免職処分は、処分理由書に掲げられた原告の個々の具体的行為そのものを処分理由とするものではなく、これら具体的行為を綜合して客観的に認められる勤務実績の不良及びその職に必要な適格性の欠如を事由とするものであって、この判断は任命権者である被告町長の裁量に係るものではあるが、この裁量は、客観的事実に裏打ちされた合理的なものでなければならないのは当然である。

本件において、前記認定のとおり処分理由書に掲げられた事実の大部分は認めることができず、そのなかには虚構の事実ではないかと疑わせる部分もある。例えば、原告が仕事をするように注意された際、「自分は小使であって掃除婦ではない」と云ったとの部分につき、被告町長は事務長から報告を受けたと云い、事務長城戸盛登は、そのようなことは耳に入っていない処分理由書は院長と相談して下書きを書いたと云い、院長三木千尋は、そのようなことは聞いていないと証言する如きである。

本件免職処分理由書は、≪証拠省略≫によると、昭和三九年一月頃原告から再三請求があったため急遽作成されたものであることが認められ、右認定に反する≪証拠省略≫は措信し難く、このような事実からみて本件人事には不明朗な点があるように思われる。

以上諸般の事情を考慮すると、本件免職処分は、被告町長がその裁量を誤った違法な処分であると認めるのが相当であるからその取消を免れない。

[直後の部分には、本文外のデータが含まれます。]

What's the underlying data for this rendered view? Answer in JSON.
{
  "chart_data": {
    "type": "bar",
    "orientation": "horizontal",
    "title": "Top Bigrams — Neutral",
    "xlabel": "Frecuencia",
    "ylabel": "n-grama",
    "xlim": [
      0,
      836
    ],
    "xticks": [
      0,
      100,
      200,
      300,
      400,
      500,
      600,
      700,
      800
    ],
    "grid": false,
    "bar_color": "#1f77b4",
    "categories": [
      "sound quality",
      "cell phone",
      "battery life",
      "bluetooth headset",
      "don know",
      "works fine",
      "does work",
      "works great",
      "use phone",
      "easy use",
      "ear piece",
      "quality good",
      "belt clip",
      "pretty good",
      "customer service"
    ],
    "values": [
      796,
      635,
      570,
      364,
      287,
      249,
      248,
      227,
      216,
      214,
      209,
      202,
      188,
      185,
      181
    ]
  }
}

次に、原告が本件処分当時、被告町から月額一三、〇〇〇円の給与を受けていたことは、当事者間に争いがないところ、本件免職処分が取消された場合には、被告町は、原告に対し被告町の雇員として従来どおり給与を支払う義務がある。

よって原告の被告らに対する請求はすべて理由があるからこれを認容し、訴訟費用につき民事訴訟法第八九条を、仮執行の宣言につき同法第一九六条第一項を、それぞれ適用して主文のとおり判決する。